Le tribunal administratif rappelle le régime juridique de l’agrément, fixé à l’article L. 612-7 du code de la sécurité intérieure pour diriger ou être associé, d’activités privées de surveillance et de gardiennage, de transport de fonds, de protection physique des personnes et de protection des navires:

« L’agrément ne peut être délivré s’il résulte de l’enquête administrative, ayant le cas échéant donné lieu à consultation, par des agents du Conseil national des activités privées de sécurité spécialement habilités par le représentant de l’Etat territorialement compétent et individuellement désignés, des traitements de données à caractère personnel gérés par les services de police et de gendarmerie nationales relevant des dispositions de l’article 31 de la loi n° 78-17 du 6 janvier 1978 relative à l’informatique, aux fichiers et aux libertés, à l’exception des fichiers d’identification, que son comportement ou ses agissements sont contraires à l’honneur, à la probité, aux bonnes mœurs ou sont de nature à porter atteinte à la sécurité des personnes ou des biens, à la sécurité publique ou à la sûreté de l’Etat et sont incompatibles avec l’exercice des fonctions susmentionnées. ».

Cet article est à lire à la lumière de l’article 230-8 du code de procédure pénale qui prévoit que les données personnelles ne peuvent être consultées en cas d’enquête administration s’agissant des faits classés sans suite ou ayant donné lieu à non lieu.

Or dans cette affaire, les faits reprochés à l’intéressée portait sur des faits de 2014 et 2021 classés sans suite, et le juge considère donc que:

« Dans ces conditions, l’enquête administrative ayant précédé les décisions attaquées ne pouvaient donner lieu à la consultation du traitement en cause sur ces faits. »

De manière complémentaire, le juge considère qu’en tout état de cause, la responsabilité de la requérante n’est pas établie et que les faits visés ne revêtaient  pas un degré de gravité permettant d’en déduire une incompatibilité avec les fonctions pour lesquelles l’agrément est demandé.

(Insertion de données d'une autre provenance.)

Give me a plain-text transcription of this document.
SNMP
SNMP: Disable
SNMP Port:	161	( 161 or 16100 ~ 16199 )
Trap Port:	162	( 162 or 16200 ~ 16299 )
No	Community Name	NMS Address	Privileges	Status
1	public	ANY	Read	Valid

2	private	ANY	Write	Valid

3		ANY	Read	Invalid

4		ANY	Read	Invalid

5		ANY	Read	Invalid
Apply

Ainsi, le délai de fuite reproché dans l’enquête administrative portait sur un accrochage de rétroviseur…

Pour les faits de 2005, le juge prend en compte leur ancienneté et de l’âge de la requérante au moment des faits pour les écarter:

En conclusion, le juge administratif considère que le moyen tiré de l’inexacte application des dispositions de l’article L. 612-7 du code de la sécurité intérieure est de nature à créer un doute sérieux quant à la légalité de décision contestée.

Il est à noter que la condition de l’urgence est retenue au regard de la situation précaire financière de la requérante, d’un contexte familial difficile, et de la création en cours de la société de sécurité privée qui devrait lui permettre de se dégager un revenu à court terme.

Le juge administratif suspend donc la décision portant refus d’agrément et enjoint la délivrance d’un agrément dirigeant provisoire (sous réserve que la requérante remplisse les autres conditions propres à la délivrance de ce dernier).

Décision commentée: TA Paris, 7 oct. 2022, n° 2219499.

Voir également CAA Marseille, 8e ch., 6 oct. 2020, n° 19MA01900 ; TA Grenoble, 28 janv. 2016, n° 1300741 ; TA Châlons-en-Champagne, 3 févr. 2015, n° 1401563 ; TA Cergy-Pontoise, 2 févr. 2016, n° 1412133 ; CAA Douai, 1re ch. – formation à 3, 13 juill. 2017, n° 16DA01646 ; TA Rouen, 28 janv. 2014, n° 1201005.